上記偏光子の片面にアルカリケン化処理した前記セルロースエステルフィルム101〜130を、もう一方の面にコニカミノルタタックKC4FR−1(コニカミノルタオプト(株)製)を、完全ケン化型ポリビニルアルコール5%水溶液を接着剤として、各々貼り合わせ、乾燥してセルロースエステルフィルム101〜130をそれぞれ使用した偏光板101〜130を作製した。
《液晶表示装置の作製》
VA型液晶表示装置である富士通製15型ディスプレイVL−150SDの予め貼合されていた視認側の偏光板を剥がして、上記作製した偏光板101〜130をそれぞれ液晶セル(VA型)のガラス面に貼合し、対応する液晶表示装置101〜130を作製した。その際、上記作製したセルロースエステルフィルム101〜130が表示面側となるように、また偏光板の貼合の向きは予め貼合されていた偏光板と同一方向に吸収軸が向くように行った。
額縁ムラ評価方法
上記で得られた各液晶表示装置を、温度45℃±2℃、湿度95±3%RHの環境下に24時間保管した。その後すぐさま温度23℃、湿度55%RHの部屋に移し、パネルバックライトを点灯させる。点灯から24時間後、黒表示させた状態での四隅の正面輝度を測定し、平均値を算出する。なお、ここでいう「四隅」とは、有効表示画面の対角線上であって、隅からの距離が50mmのところをいう。
各液晶表示装置について、額縁ムラの発生を、上記四隅の正面輝度の平均値と、画面中央部の正面輝度との比によって、下記の4段階で評価した。評価ランクは以下のとおりである。なお、液晶表示装置の画面中央部の正面輝度を1とした。得られた結果を下記の表1に示した。
評価ランク
◎:額縁ムラの発生なし。(四隅正面輝度平均;1.00〜1.05)
○:裸眼では額縁ムラ認識できない。(四隅正面輝度平均;1.06〜1.10)
△:額縁ムラとして見えるが、使用にあたって支障はない。(四隅正面輝度平均;1.11〜1.20)
×:表示品質上問題がある。(四隅正面輝度平均;1.21以上)
Figure 2009126899
表1から、本発明のセルロースエステルフィルムは幅手方向の位相差ムラが少なく、かつ、本発明のセルロースエステルフィルムを使用した液晶表示装置は額縁ムラがないことが判る。

Claims (5)

  1. 溶融流涎によって製造されたセルロースエステル流涎物を縦方向と横方向の2方向に10%〜100%延伸したセルロースエステルフィルムにおいて、該セルロースエステルフィルムの100質量部のうち、N−ビニル−2−ピロリドンをモノマーとして含有して重合した高分子化合物を4〜25質量部含むことを特徴とするセルロースエステルフィルム。

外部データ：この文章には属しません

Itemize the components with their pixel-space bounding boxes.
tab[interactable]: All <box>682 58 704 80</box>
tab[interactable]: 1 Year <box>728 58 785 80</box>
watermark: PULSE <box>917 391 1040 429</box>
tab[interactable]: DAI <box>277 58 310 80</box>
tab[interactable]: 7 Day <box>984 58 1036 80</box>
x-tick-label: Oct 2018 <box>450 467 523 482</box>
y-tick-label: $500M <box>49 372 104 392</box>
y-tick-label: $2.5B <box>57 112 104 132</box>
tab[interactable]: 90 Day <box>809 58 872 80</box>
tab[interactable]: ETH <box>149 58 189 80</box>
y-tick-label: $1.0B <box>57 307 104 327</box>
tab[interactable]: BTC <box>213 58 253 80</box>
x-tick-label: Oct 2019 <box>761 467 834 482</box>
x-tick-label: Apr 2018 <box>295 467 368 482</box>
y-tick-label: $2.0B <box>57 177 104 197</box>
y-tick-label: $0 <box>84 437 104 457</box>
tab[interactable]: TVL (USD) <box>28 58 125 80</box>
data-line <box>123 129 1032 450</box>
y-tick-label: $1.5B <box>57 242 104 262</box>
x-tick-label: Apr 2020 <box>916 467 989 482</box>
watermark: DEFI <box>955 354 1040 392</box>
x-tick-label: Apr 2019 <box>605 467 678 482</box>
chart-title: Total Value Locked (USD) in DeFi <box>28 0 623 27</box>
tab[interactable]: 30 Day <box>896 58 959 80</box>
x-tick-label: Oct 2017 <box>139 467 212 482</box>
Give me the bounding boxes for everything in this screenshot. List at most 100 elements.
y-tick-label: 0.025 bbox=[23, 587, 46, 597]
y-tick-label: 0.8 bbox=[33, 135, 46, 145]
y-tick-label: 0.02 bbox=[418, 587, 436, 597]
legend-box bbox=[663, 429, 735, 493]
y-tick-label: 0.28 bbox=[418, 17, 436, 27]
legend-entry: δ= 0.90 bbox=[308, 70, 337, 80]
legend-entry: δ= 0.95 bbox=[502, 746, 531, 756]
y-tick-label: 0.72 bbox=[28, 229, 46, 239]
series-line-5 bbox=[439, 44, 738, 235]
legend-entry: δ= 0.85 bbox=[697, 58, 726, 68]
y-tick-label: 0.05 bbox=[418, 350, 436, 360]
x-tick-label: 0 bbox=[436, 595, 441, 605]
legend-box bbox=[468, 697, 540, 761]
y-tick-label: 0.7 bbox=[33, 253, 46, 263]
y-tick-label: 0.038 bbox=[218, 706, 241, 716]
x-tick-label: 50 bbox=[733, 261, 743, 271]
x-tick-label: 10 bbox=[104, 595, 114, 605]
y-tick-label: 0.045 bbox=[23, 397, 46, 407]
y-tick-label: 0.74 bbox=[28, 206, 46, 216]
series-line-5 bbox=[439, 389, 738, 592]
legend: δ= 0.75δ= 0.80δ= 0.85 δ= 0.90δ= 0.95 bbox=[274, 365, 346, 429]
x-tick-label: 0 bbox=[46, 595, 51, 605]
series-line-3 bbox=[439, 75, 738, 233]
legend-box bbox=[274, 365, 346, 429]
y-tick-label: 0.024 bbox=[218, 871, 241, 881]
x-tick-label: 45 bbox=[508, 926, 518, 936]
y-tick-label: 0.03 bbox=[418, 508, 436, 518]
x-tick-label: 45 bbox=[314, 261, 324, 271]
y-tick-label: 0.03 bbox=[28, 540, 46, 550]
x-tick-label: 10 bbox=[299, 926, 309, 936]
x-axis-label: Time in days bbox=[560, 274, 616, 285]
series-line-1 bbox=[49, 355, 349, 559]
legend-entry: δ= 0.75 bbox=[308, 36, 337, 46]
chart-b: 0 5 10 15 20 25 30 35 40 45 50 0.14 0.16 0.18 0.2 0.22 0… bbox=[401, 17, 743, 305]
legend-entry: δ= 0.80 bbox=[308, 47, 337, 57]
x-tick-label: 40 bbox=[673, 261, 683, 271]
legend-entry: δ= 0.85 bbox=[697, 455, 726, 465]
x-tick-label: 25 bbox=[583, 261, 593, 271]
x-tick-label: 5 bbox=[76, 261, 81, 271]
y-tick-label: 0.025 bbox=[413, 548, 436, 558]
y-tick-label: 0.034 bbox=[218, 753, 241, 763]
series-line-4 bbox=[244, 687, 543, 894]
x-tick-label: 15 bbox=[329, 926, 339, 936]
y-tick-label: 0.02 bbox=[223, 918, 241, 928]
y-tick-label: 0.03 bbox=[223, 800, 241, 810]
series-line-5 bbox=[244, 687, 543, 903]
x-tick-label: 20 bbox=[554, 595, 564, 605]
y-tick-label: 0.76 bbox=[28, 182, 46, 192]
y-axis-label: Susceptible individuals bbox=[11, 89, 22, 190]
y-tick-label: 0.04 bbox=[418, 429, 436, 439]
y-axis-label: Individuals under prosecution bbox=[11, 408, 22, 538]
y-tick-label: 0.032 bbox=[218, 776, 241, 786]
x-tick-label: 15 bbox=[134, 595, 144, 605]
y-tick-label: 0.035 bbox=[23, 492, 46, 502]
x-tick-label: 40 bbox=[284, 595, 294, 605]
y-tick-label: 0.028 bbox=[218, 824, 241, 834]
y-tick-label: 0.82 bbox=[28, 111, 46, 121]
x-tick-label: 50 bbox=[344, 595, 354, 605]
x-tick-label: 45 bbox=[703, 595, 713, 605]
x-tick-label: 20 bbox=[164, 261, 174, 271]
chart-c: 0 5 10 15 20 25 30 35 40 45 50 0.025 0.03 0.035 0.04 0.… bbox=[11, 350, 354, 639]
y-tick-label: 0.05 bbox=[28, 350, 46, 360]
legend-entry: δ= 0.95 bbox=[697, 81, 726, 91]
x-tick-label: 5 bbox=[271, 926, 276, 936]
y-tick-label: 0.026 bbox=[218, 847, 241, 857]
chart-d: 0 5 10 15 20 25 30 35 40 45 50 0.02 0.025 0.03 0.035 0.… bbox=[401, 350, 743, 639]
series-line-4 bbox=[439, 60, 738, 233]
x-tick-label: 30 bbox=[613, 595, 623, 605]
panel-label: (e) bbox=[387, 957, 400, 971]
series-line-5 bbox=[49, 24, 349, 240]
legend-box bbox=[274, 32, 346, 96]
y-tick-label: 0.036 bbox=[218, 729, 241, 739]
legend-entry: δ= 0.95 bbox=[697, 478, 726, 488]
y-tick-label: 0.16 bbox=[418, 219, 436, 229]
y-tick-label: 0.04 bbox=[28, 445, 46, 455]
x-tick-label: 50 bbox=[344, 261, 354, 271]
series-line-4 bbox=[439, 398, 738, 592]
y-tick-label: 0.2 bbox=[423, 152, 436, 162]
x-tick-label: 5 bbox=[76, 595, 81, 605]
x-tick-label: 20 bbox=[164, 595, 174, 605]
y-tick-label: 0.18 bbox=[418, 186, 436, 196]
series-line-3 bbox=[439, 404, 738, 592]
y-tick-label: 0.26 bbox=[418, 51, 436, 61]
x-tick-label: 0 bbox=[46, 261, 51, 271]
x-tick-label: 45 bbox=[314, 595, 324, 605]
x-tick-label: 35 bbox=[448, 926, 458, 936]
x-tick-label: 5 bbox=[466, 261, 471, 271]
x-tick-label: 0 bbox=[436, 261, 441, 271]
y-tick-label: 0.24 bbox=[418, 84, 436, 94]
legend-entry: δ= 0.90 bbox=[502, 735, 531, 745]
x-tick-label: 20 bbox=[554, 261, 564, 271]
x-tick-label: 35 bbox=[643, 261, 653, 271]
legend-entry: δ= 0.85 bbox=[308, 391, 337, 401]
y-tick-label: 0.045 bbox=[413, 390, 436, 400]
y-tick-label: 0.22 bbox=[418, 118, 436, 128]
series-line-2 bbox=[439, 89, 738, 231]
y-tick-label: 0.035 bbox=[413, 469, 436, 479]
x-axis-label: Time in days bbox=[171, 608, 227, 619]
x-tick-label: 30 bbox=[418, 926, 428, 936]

  2. 前記N−ビニル−2−ピロリドンをモノマーとして含有して重合した高分子化合物が、アクリレートモノマーとのコポリマー又はブロックポリマーであることを特徴とする請求項1に記載のセルロースエステルフィルム。
  3. 前記セルロースエステルフィルムが、更に、セルロースエステルフィルム100質量部のうち、ペンタエリスリトールテトラベンゾエートを2〜20質量部含むことを特徴とする請求項1又は2に記載のセルロースエステルフィルム。

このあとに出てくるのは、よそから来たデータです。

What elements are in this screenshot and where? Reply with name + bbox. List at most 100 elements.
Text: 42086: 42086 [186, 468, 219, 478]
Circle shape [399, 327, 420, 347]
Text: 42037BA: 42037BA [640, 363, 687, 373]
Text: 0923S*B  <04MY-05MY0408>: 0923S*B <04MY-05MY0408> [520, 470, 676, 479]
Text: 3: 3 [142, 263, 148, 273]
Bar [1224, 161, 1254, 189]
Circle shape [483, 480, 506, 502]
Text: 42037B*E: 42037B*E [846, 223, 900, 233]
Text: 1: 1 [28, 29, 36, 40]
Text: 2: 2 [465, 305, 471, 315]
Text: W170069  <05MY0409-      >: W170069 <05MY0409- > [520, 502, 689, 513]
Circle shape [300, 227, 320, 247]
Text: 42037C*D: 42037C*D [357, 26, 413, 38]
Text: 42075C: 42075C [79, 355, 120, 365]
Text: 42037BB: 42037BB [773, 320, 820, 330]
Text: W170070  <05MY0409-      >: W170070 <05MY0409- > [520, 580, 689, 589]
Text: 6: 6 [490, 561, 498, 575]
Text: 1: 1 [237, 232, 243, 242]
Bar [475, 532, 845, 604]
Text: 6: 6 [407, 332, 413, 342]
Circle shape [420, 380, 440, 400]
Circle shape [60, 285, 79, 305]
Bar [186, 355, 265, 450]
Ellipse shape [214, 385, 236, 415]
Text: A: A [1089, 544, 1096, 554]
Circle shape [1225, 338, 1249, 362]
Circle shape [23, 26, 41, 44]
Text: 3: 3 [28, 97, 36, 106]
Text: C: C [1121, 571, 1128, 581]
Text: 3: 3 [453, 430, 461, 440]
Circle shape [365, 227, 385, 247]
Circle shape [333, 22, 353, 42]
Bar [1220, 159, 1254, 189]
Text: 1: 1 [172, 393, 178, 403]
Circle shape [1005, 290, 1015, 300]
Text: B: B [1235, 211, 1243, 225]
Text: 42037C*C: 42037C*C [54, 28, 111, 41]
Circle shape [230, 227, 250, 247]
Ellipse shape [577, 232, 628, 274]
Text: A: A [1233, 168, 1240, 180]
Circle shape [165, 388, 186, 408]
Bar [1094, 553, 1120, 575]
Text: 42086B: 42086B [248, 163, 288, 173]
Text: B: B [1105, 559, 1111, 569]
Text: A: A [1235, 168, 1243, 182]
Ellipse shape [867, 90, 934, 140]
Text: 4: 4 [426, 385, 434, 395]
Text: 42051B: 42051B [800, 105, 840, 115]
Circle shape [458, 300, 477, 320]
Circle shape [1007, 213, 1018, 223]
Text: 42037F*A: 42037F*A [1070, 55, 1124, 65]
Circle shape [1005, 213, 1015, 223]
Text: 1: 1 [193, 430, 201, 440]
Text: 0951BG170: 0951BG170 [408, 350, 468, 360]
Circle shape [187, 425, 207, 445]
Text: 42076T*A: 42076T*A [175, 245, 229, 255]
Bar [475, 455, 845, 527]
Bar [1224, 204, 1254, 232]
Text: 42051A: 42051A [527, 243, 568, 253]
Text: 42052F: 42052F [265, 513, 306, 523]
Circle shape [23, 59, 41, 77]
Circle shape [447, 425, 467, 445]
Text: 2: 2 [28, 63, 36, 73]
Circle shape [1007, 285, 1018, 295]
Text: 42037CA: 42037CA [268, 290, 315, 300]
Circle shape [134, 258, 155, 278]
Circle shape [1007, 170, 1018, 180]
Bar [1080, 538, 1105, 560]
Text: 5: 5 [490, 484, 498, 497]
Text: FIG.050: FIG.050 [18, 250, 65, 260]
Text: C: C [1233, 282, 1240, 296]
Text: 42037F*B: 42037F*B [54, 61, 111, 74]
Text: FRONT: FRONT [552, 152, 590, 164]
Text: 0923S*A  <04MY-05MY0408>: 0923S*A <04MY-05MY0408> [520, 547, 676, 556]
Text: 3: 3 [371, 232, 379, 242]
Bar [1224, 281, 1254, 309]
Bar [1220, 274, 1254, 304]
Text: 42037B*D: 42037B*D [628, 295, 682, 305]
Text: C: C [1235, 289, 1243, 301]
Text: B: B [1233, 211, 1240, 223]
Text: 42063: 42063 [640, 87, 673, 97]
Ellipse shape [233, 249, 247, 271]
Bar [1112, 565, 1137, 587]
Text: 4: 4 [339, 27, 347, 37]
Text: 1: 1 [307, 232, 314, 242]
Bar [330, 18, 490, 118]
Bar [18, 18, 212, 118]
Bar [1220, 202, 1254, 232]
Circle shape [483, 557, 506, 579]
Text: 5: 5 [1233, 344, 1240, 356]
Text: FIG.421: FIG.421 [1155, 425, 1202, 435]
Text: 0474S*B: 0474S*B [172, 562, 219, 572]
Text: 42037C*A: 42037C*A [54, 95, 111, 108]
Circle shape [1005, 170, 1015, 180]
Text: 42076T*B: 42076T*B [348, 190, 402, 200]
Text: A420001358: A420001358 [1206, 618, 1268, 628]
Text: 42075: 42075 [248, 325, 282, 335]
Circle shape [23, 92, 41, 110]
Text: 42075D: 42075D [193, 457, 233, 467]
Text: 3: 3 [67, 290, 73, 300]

  4. 前記セルロースエステルフィルムの幅手方向の光弾性係数が1×10-12〜20×10-12Pa-1であることを特徴とする請求項1〜3のいずれか1項に記載のセルロースエステルフィルム。
  5. 請求項1〜4のいずれか1項に記載のセルロースエステルフィルムを用いることを特徴とする光学フィルム。